As we peer beyond the specter of Hobbes and others, I believe that our interventions in African anthropology should obviously write against the teleology of modernity. For instance, Yarrow (2017) focuses on the spatial and temporal dimensions of ruination in a Ghanaian resettlement town, New Senchi. Built to resettle citizens displaced by a hydroelectric power plant, the town was a part of a national development strategy in the post-independence era. Visiting the town after decades of neglect, Yarrow notes how the original plans indexed the promise of linear progressive temporality and ordered and planned space. Today, we observe derelict homes in ruin and in need of drainage and power. Critically, we are made aware of the unresolved relationship between existing conditions and the fragments of speculated futures that are still present in the very ruins of infrastructure. Within studies of ruination, we see how the ruination of infrastructure marks the failure of modernization to arrive—or at the very least, its permanent tardiness, which is a consequence of atrophy (Stoler 2008; Dawdy 2010; Gordillo 2014).

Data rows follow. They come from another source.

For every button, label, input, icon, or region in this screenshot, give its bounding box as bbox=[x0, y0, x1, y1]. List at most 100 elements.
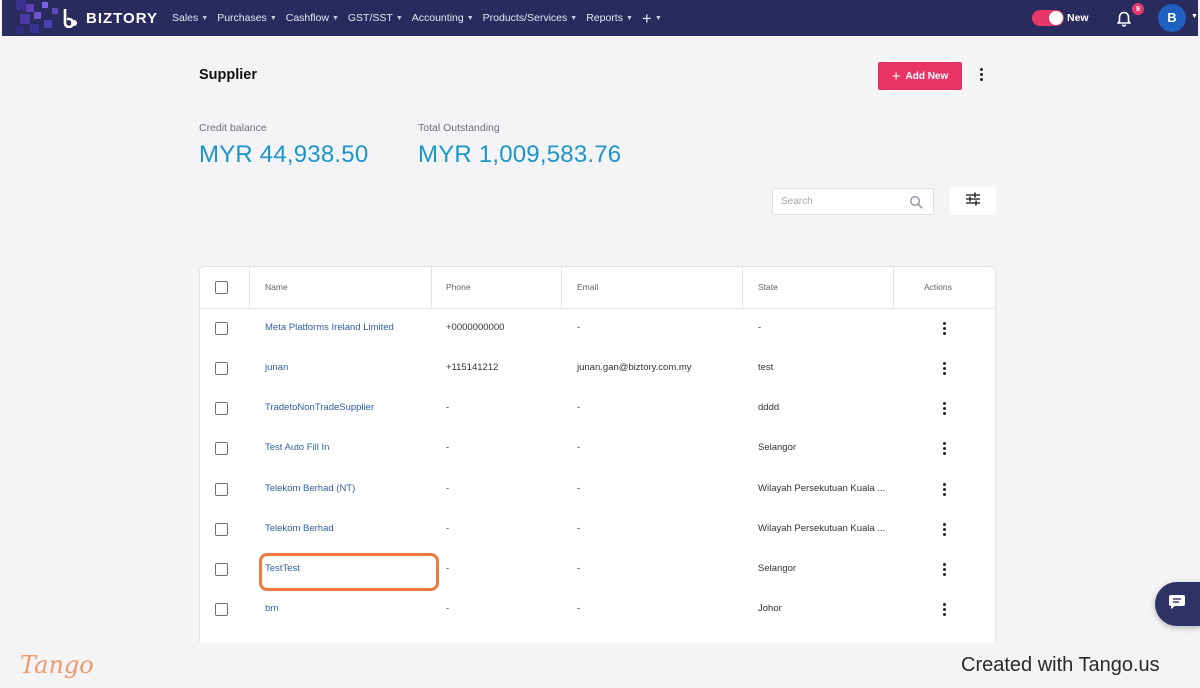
row-checkbox[interactable] bbox=[215, 603, 228, 616]
row-actions-icon[interactable] bbox=[940, 362, 948, 375]
toggle-knob bbox=[1049, 11, 1063, 25]
supplier-name-link[interactable]: junan bbox=[265, 348, 288, 388]
row-actions-icon[interactable] bbox=[940, 442, 948, 455]
email-cell: - bbox=[577, 523, 581, 534]
state-cell: Selangor bbox=[758, 563, 797, 574]
column-divider bbox=[893, 267, 894, 308]
email-cell: - bbox=[577, 402, 581, 413]
state-cell: Johor bbox=[758, 603, 782, 614]
phone-cell: - bbox=[446, 603, 450, 614]
phone-cell: - bbox=[446, 563, 450, 574]
row-actions-icon[interactable] bbox=[940, 523, 948, 536]
phone-cell: +115141212 bbox=[446, 362, 499, 373]
table-header: Name Phone Email State Actions bbox=[200, 267, 995, 309]
search-input[interactable] bbox=[781, 189, 906, 214]
column-header-actions: Actions bbox=[924, 282, 952, 292]
nav-purchases[interactable]: Purchases ▼ bbox=[217, 12, 277, 24]
supplier-name-link[interactable]: Telekom Berhad bbox=[265, 509, 334, 549]
nav-products-services[interactable]: Products/Services ▼ bbox=[483, 12, 578, 24]
table-row: Telekom Berhad - - Wilayah Persekutuan K… bbox=[200, 509, 995, 549]
row-actions-icon[interactable] bbox=[940, 483, 948, 496]
chevron-down-icon: ▼ bbox=[570, 14, 578, 22]
biztory-logo-icon bbox=[62, 8, 80, 29]
supplier-name-link[interactable]: brn bbox=[265, 589, 279, 629]
chevron-down-icon: ▼ bbox=[331, 14, 339, 22]
credit-balance-value: MYR 44,938.50 bbox=[199, 141, 369, 168]
phone-cell: - bbox=[446, 483, 450, 494]
new-ui-toggle[interactable] bbox=[1032, 10, 1064, 26]
supplier-name-link[interactable]: Telekom Berhad (NT) bbox=[265, 469, 355, 509]
table-row: Telekom Berhad (NT) - - Wilayah Persekut… bbox=[200, 469, 995, 509]
table-row: brn - - Johor bbox=[200, 589, 995, 629]
chevron-down-icon: ▼ bbox=[201, 14, 209, 22]
row-checkbox[interactable] bbox=[215, 322, 228, 335]
supplier-name-link[interactable]: Meta Platforms Ireland Limited bbox=[265, 308, 394, 348]
chevron-down-icon[interactable]: ▼ bbox=[1191, 13, 1198, 20]
total-outstanding-stat: Total Outstanding MYR 1,009,583.76 bbox=[418, 122, 621, 169]
nav-reports[interactable]: Reports ▼ bbox=[586, 12, 633, 24]
row-checkbox[interactable] bbox=[215, 442, 228, 455]
row-checkbox[interactable] bbox=[215, 362, 228, 375]
row-actions-icon[interactable] bbox=[940, 322, 948, 335]
total-outstanding-label: Total Outstanding bbox=[418, 122, 500, 134]
column-header-phone[interactable]: Phone bbox=[446, 267, 471, 308]
phone-cell: - bbox=[446, 523, 450, 534]
select-all-checkbox[interactable] bbox=[215, 281, 228, 294]
nav-label: Cashflow bbox=[285, 12, 329, 24]
row-actions-icon[interactable] bbox=[940, 603, 948, 616]
row-checkbox[interactable] bbox=[215, 563, 228, 576]
more-options-icon[interactable] bbox=[975, 68, 987, 84]
filter-button[interactable] bbox=[950, 187, 996, 215]
nav-cashflow[interactable]: Cashflow ▼ bbox=[286, 12, 339, 24]
column-divider bbox=[561, 267, 562, 308]
row-checkbox[interactable] bbox=[215, 483, 228, 496]
sliders-icon bbox=[965, 192, 981, 211]
brand-name: BIZTORY bbox=[86, 9, 159, 27]
nav-label: Sales bbox=[172, 12, 199, 24]
nav-label: Accounting bbox=[411, 12, 464, 24]
row-checkbox[interactable] bbox=[215, 402, 228, 415]
row-actions-icon[interactable] bbox=[940, 402, 948, 415]
email-cell: - bbox=[577, 603, 581, 614]
chevron-down-icon: ▼ bbox=[269, 14, 277, 22]
row-actions-icon[interactable] bbox=[940, 563, 948, 576]
email-cell: - bbox=[577, 442, 581, 453]
state-cell: - bbox=[758, 322, 762, 333]
state-cell: Selangor bbox=[758, 442, 797, 453]
column-header-email[interactable]: Email bbox=[577, 267, 598, 308]
column-divider bbox=[431, 267, 432, 308]
chat-widget-button[interactable] bbox=[1155, 582, 1200, 626]
top-nav-bar: BIZTORY Sales ▼ Purchases ▼ Cashflow ▼ GST/… bbox=[2, 0, 1198, 36]
supplier-name-link[interactable]: TradetoNonTradeSupplier bbox=[265, 388, 374, 428]
supplier-name-link[interactable]: Test Auto Fill In bbox=[265, 428, 329, 468]
page-title: Supplier bbox=[199, 67, 258, 83]
row-checkbox[interactable] bbox=[215, 523, 228, 536]
chevron-down-icon: ▼ bbox=[466, 14, 474, 22]
table-row: Meta Platforms Ireland Limited +00000000… bbox=[200, 308, 995, 348]
table-row: Test Auto Fill In - - Selangor bbox=[200, 428, 995, 468]
state-cell: test bbox=[758, 362, 774, 373]
column-header-state[interactable]: State bbox=[758, 267, 778, 308]
nav-quick-add[interactable]: + ▼ bbox=[642, 10, 662, 27]
phone-cell: - bbox=[446, 402, 450, 413]
search-icon[interactable] bbox=[909, 195, 923, 209]
chevron-down-icon: ▼ bbox=[654, 14, 662, 22]
nav-sales[interactable]: Sales ▼ bbox=[172, 12, 208, 24]
email-cell: junan.gan@biztory.com.my bbox=[577, 362, 692, 373]
avatar[interactable]: B bbox=[1158, 4, 1186, 32]
add-new-button[interactable]: + Add New bbox=[878, 62, 962, 90]
brand[interactable]: BIZTORY bbox=[62, 7, 158, 29]
bell-icon[interactable] bbox=[1115, 9, 1133, 27]
state-cell: dddd bbox=[758, 402, 780, 413]
chevron-down-icon: ▼ bbox=[395, 14, 403, 22]
tango-logo: Tango bbox=[20, 651, 94, 679]
nav-accounting[interactable]: Accounting ▼ bbox=[412, 12, 474, 24]
table-row: TradetoNonTradeSupplier - - dddd bbox=[200, 388, 995, 428]
main-menu: Sales ▼ Purchases ▼ Cashflow ▼ GST/SST ▼ Acc… bbox=[172, 0, 671, 36]
chat-icon bbox=[1168, 594, 1186, 615]
plus-icon: + bbox=[641, 8, 652, 28]
table-row: junan +115141212 junan.gan@biztory.com.m… bbox=[200, 348, 995, 388]
column-header-name[interactable]: Name bbox=[265, 267, 288, 308]
state-cell: Wilayah Persekutuan Kuala ... bbox=[758, 523, 886, 534]
nav-gst-sst[interactable]: GST/SST ▼ bbox=[348, 12, 403, 24]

We should aim to challenge notions that buttress Africa as a permanent outlier in history, one ensnared in historical movements authored elsewhere. Our work, in a sense, must aim to offer what Kwame Appiah (1992) describes as a discursive space-clearing, as a way of both acknowledging and analyzing how the continent was locked into a distinct and distant past, that preserves its difference and erases its contributions to the global commons. Without this, Africa will continue to be construed as a site “incapable of producing the universal and of attesting to its existence” (Mbembe 2017, 49). Africa, as its people, by virtue of their place and genetic disposition, are forever foreclosed from speaking and writing in a universal register.

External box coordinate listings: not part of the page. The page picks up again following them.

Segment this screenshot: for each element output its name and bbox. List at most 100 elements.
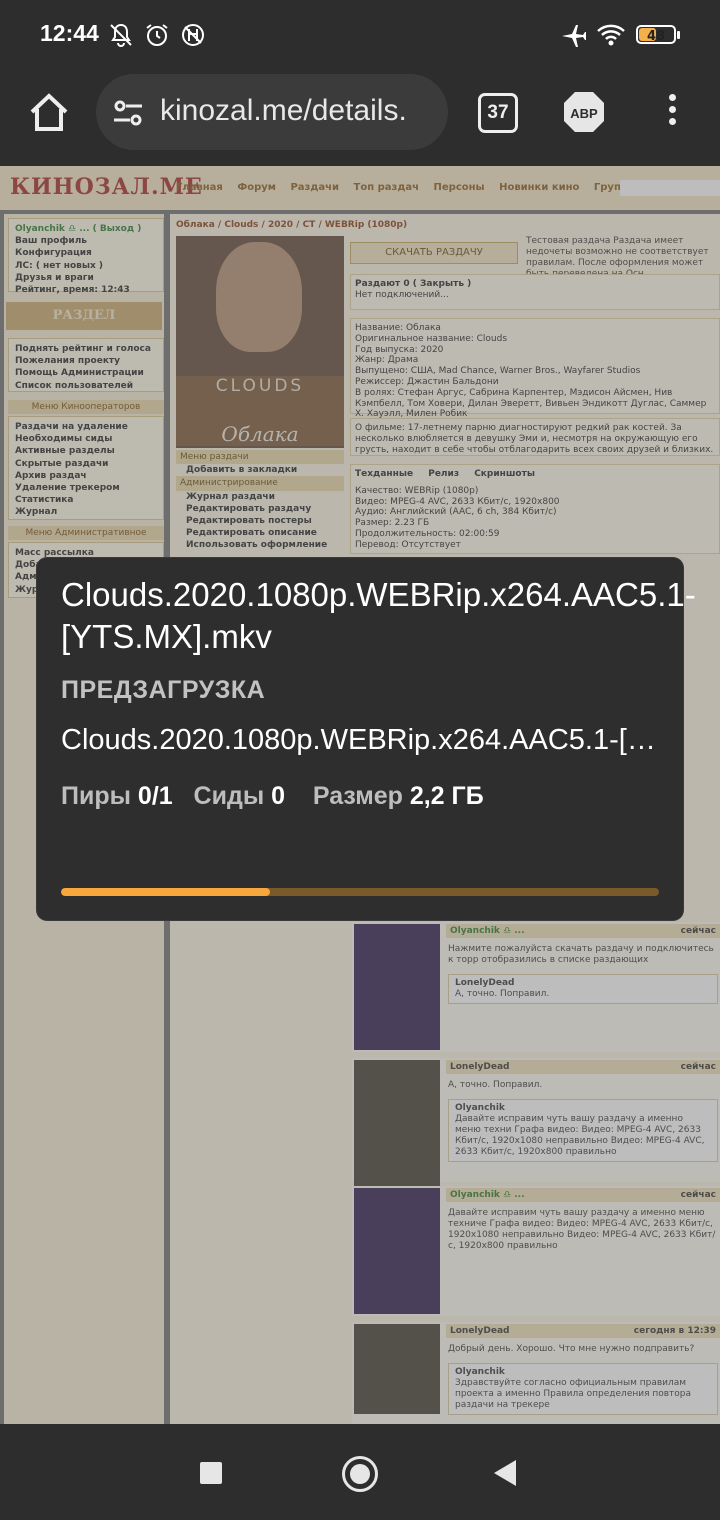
menu-link[interactable]: Редактировать раздачу bbox=[176, 503, 344, 515]
site-logo[interactable]: КИНОЗАЛ.МЕ bbox=[10, 174, 203, 200]
tech-data-box: Техданные Релиз Скриншоты Качество: WEBR… bbox=[350, 464, 720, 554]
poster-subtitle: Облака bbox=[221, 422, 299, 446]
adblock-icon[interactable]: ABP bbox=[562, 90, 606, 134]
nav-link[interactable]: Форум bbox=[237, 182, 276, 193]
comment: LonelyDead сегодня в 12:39 Добрый день. … bbox=[352, 1322, 720, 1424]
no-data-icon bbox=[182, 24, 204, 46]
tab-switcher-button[interactable]: 37 bbox=[478, 93, 518, 133]
url-text[interactable]: kinozal.me/details. bbox=[160, 94, 440, 128]
menu-link[interactable]: Скрытые раздачи bbox=[15, 458, 157, 470]
donors-banner[interactable]: РАЗДЕЛ МЕЦЕНАТОВ bbox=[6, 302, 162, 351]
nav-link[interactable]: Главная bbox=[176, 182, 223, 193]
size-value: 2,2 ГБ bbox=[409, 782, 484, 810]
menu-link[interactable]: Необходимы сиды bbox=[15, 433, 157, 445]
address-bar[interactable]: kinozal.me/details. bbox=[96, 74, 448, 150]
menu-link[interactable]: Архив раздач bbox=[15, 470, 157, 482]
svg-text:ABP: ABP bbox=[570, 106, 598, 121]
comment-body: А, точно. Поправил. Olyanchik Давайте исп… bbox=[448, 1080, 718, 1162]
recents-button[interactable] bbox=[200, 1462, 222, 1484]
comment-header: Olyanchik ♎ ... сейчас bbox=[446, 924, 720, 938]
user-link[interactable]: Ваш профиль bbox=[15, 235, 157, 247]
site-nav: Главная Форум Раздачи Топ раздач Персоны… bbox=[176, 182, 648, 193]
admin-menu-head: Меню Административное bbox=[8, 526, 164, 540]
wifi-icon bbox=[597, 24, 625, 46]
download-button[interactable]: СКАЧАТЬ РАЗДАЧУ bbox=[350, 242, 518, 264]
menu-link[interactable]: Журнал раздачи bbox=[176, 491, 344, 503]
nav-link[interactable]: Новинки кино bbox=[499, 182, 579, 193]
user-link[interactable]: ЛС: ( нет новых ) bbox=[15, 260, 157, 272]
user-link[interactable]: Конфигурация bbox=[15, 247, 157, 259]
tech-line: Размер: 2.23 ГБ bbox=[355, 518, 430, 529]
detail-line: Режиссер: Джастин Бальдони bbox=[355, 376, 499, 387]
user-line[interactable]: Olyanchik ♎ ... ( Выход ) bbox=[15, 223, 157, 235]
menu-link[interactable]: Список пользователей bbox=[15, 380, 157, 392]
site-settings-icon[interactable] bbox=[112, 98, 144, 128]
avatar bbox=[354, 1324, 440, 1414]
poster-title: CLOUDS bbox=[215, 376, 305, 396]
movie-poster: CLOUDS Облака bbox=[176, 236, 344, 448]
torrent-name: Clouds.2020.1080p.WEBRip.x264.AAC5.1-[YT… bbox=[61, 724, 661, 756]
avatar bbox=[354, 924, 440, 1050]
menu-link[interactable]: Пожелания проекту bbox=[15, 355, 157, 367]
menu-link[interactable]: Редактировать постеры bbox=[176, 515, 344, 527]
tech-line: Перевод: Отсутствует bbox=[355, 539, 461, 550]
seeders-box: Раздают 0 ( Закрыть ) Нет подключений... bbox=[350, 274, 720, 310]
site-search-input[interactable] bbox=[620, 180, 720, 196]
movie-details: Название: Облака Оригинальное название: … bbox=[350, 318, 720, 419]
size-label: Размер bbox=[312, 782, 403, 810]
release-menu: Меню раздачи Добавить в закладки Админис… bbox=[176, 450, 344, 552]
breadcrumb[interactable]: Облака / Clouds / 2020 / СТ / WEBRip (10… bbox=[176, 220, 407, 230]
torrent-stats: Пиры 0/1 Сиды 0 Размер 2,2 ГБ bbox=[61, 782, 484, 811]
section-label: ПРЕДЗАГРУЗКА bbox=[61, 676, 266, 704]
operator-box: Раздачи на удаление Необходимы сиды Акти… bbox=[8, 416, 164, 520]
release-menu-head: Меню раздачи bbox=[176, 450, 344, 465]
comment: Olyanchik ♎ ... сейчас Давайте исправим … bbox=[352, 1186, 720, 1316]
back-button[interactable] bbox=[494, 1460, 516, 1486]
battery-indicator: 48 bbox=[636, 25, 680, 44]
user-link[interactable]: Друзья и враги bbox=[15, 272, 157, 284]
avatar bbox=[354, 1060, 440, 1186]
nav-link[interactable]: Топ раздач bbox=[354, 182, 420, 193]
menu-link[interactable]: Добавить в закладки bbox=[176, 464, 344, 476]
home-button[interactable] bbox=[342, 1456, 378, 1492]
detail-line: В ролях: Стефан Аргус, Сабрина Карпентер… bbox=[355, 387, 707, 420]
tab-screenshots[interactable]: Скриншоты bbox=[474, 469, 535, 479]
overflow-menu-icon[interactable] bbox=[664, 94, 680, 134]
comment-header: LonelyDead сегодня в 12:39 bbox=[446, 1324, 720, 1338]
menu-link[interactable]: Статистика bbox=[15, 494, 157, 506]
detail-line: Название: Облака bbox=[355, 323, 441, 333]
tab-release[interactable]: Релиз bbox=[428, 469, 459, 479]
menu-link[interactable]: Раздачи на удаление bbox=[15, 421, 157, 433]
user-link[interactable]: Рейтинг, время: 12:43 bbox=[15, 284, 157, 296]
clock: 12:44 bbox=[40, 20, 99, 46]
nav-link[interactable]: Раздачи bbox=[290, 182, 339, 193]
battery-level: 48 bbox=[646, 29, 666, 44]
tech-line: Видео: MPEG-4 AVC, 2633 Кбит/с, 1920x800 bbox=[355, 496, 560, 507]
detail-line: Жанр: Драма bbox=[355, 355, 419, 366]
site-header: КИНОЗАЛ.МЕ Главная Форум Раздачи Топ раз… bbox=[0, 166, 720, 210]
peers-label: Пиры bbox=[61, 782, 131, 810]
alarm-icon bbox=[146, 24, 168, 46]
comment-header: Olyanchik ♎ ... сейчас bbox=[446, 1188, 720, 1202]
progress-bar bbox=[61, 888, 659, 896]
comment-body: Нажмите пожалуйста скачать раздачу и под… bbox=[448, 944, 718, 1004]
detail-line: Оригинальное название: Clouds bbox=[355, 333, 508, 344]
seeds-value: 0 bbox=[271, 782, 286, 810]
movie-about: О фильме: 17-летнему парню диагностируют… bbox=[350, 418, 720, 456]
menu-link[interactable]: Помощь Администрации bbox=[15, 367, 157, 379]
connections-text: Нет подключений... bbox=[355, 289, 449, 300]
tech-line: Аудио: Английский (AAC, 6 ch, 384 Кбит/с… bbox=[355, 507, 557, 518]
menu-link[interactable]: Журнал bbox=[15, 506, 157, 518]
comment: LonelyDead сейчас А, точно. Поправил. Ol… bbox=[352, 1058, 720, 1186]
nav-link[interactable]: Персоны bbox=[434, 182, 485, 193]
torrent-preload-dialog: Clouds.2020.1080p.WEBRip.x264.AAC5.1-[YT… bbox=[37, 558, 696, 920]
detail-line: Год выпуска: 2020 bbox=[355, 344, 444, 355]
menu-link[interactable]: Активные разделы bbox=[15, 445, 157, 457]
home-icon[interactable] bbox=[26, 90, 72, 136]
menu-link[interactable]: Использовать оформление bbox=[176, 539, 344, 551]
menu-link[interactable]: Редактировать описание bbox=[176, 527, 344, 539]
operator-menu-head: Меню Кинооператоров bbox=[8, 400, 164, 414]
tab-tech[interactable]: Техданные bbox=[355, 469, 413, 479]
menu-link[interactable]: Поднять рейтинг и голоса bbox=[15, 343, 157, 355]
menu-link[interactable]: Удаление трекером bbox=[15, 482, 157, 494]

Precisely, if a course of correction is to think from Africa or to write Africa into the world, then where do we start? What folds tie the global and local? How do we understand the dialectic interplay between the local and global? I believe we can first acknowledge that the production of modernity was, from the very start, a consequence of relations between the north-south—albeit an asymmetrical relation between the core and periphery. Additionally, we can concede that modernity has always been a convoluted composite of multiple temporalities, materializations, and significations. This fact encourages studies to examine “different state forms in and through the changing practices of government without assuming that the state has a universal or general essence” (Jessop 2007, 37). But it also demands us to pay attention to the continuities and discontinuities of control during the colonial and postcolonial turn. Ekeh’s work historicizes kinship as a way to connect it to current iterations, practices, and mentalities of tribalism.

I believe, we can start by looking at the present, not as a “temporal unit” between the past and future (Shipley 2010), but as a present interstice of possibility in which hope dimly burns, and moreover, shadows a path beyond precarity’s entrenched modes. This earned hope, “not hopeless but unhopeful” (Du Bois 2018, 156), looks intrepidly at the tragedies of our past and connects them to the social possibilities of our shared present and future. And so, thinking from moments of entanglement and disentanglement not only draw attention to the relations between the colonizer and the colonized, but also speaks to the capillary knots that shape old boundaries and define the emerging planetary challenges of our time.